McKenna, 30, has been selected as a winner of an essay contest sponsored by Astellas Pharma Inc., the Japanese manufacturer of an anti-rejection drug. As winner, she will ride in the Rose Bowl Parade on New Year's Day.
There were 185 submissions to the contest. This year's contest was not the first time McKenna, who lives in Cranberry, submitted an essay.
"In the past, I have put through everything that people go through when they get sick. This time, I wrote more about the positive things," McKenna said.
Looking back over half her life, McKenna's essay credits family and friends, her high school teachers, doctors and nurses, even people she does not know.
"Keeping a positive attitude when you have to take numerous medications, deal with physical and mental issues, and go to dialysis is pretty tough. I didn't think that this was possible. However, I was wrong. " she wrote.
McKenna's medical condition has dominated more than half of her life since, at the age of 14, one of her legs became swollen.
"I didn't think much of it at first. Then another leg became swollen, and it did not stop. That's when I was diagnosed with kidney disease," McKenna said.
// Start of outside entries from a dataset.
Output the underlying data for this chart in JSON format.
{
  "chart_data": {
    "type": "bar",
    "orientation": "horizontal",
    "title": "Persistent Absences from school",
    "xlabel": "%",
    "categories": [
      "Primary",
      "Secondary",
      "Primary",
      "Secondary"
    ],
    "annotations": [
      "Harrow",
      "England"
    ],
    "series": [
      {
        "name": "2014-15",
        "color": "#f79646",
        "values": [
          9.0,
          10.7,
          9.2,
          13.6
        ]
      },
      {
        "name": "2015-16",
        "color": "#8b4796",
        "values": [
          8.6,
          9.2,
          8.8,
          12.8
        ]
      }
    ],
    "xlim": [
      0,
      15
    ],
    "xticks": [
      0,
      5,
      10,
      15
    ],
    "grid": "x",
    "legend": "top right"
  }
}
Two years later, at the age of 16 and after being on a waiting list, both of McKenna's kidneys failed, meaning that dialysis would no longer work.
That's when McKenna's father, Bernie Redlinger, stepped in.
"He donated to me when I was diagnosed with complete kidney failure. He was the only person who had the same blood type," she said.
Redlinger did not think long about his decision to help his daughter.
"This was all really hard for me my wife, Nikki and her sister. But if the transplant lasted just a week, it still would have been worth it," said Redlinger, a dispatcher for US Airways who lives in Mt. Washington.
A decade after her transplant, McKenna has to pay more attention than most people to minor ailments. Five years ago, strep throat landed her in the hospital.
"What I worry about most is getting sick, getting the flu and a common cold. A high fever would put me in the hospital," she said.
Yet health risks have not dampened her enthusiasm for physical activity, which includes walks, basketball, biking, hiking, camping and fishing in locations such as North Park, Moraine State Park, Presque Isle State Park and Conneaut Lake in Crawford County.
Last year, she played volleyball, basketball and tennis at the U.S. Transplant Games in Pittsburgh.
"People sometimes tell me I don't look like I have had a transplant. I'm not always sure what they mean," she said.
Doctors perform about 18,000 kidney transplants in the United States every year, and demand for kidneys outstrips the number of people who donate them after death.
"The big problem is that there are an insufficient number of donors to meet the demand, which makes living donations an important option," Shapiro said.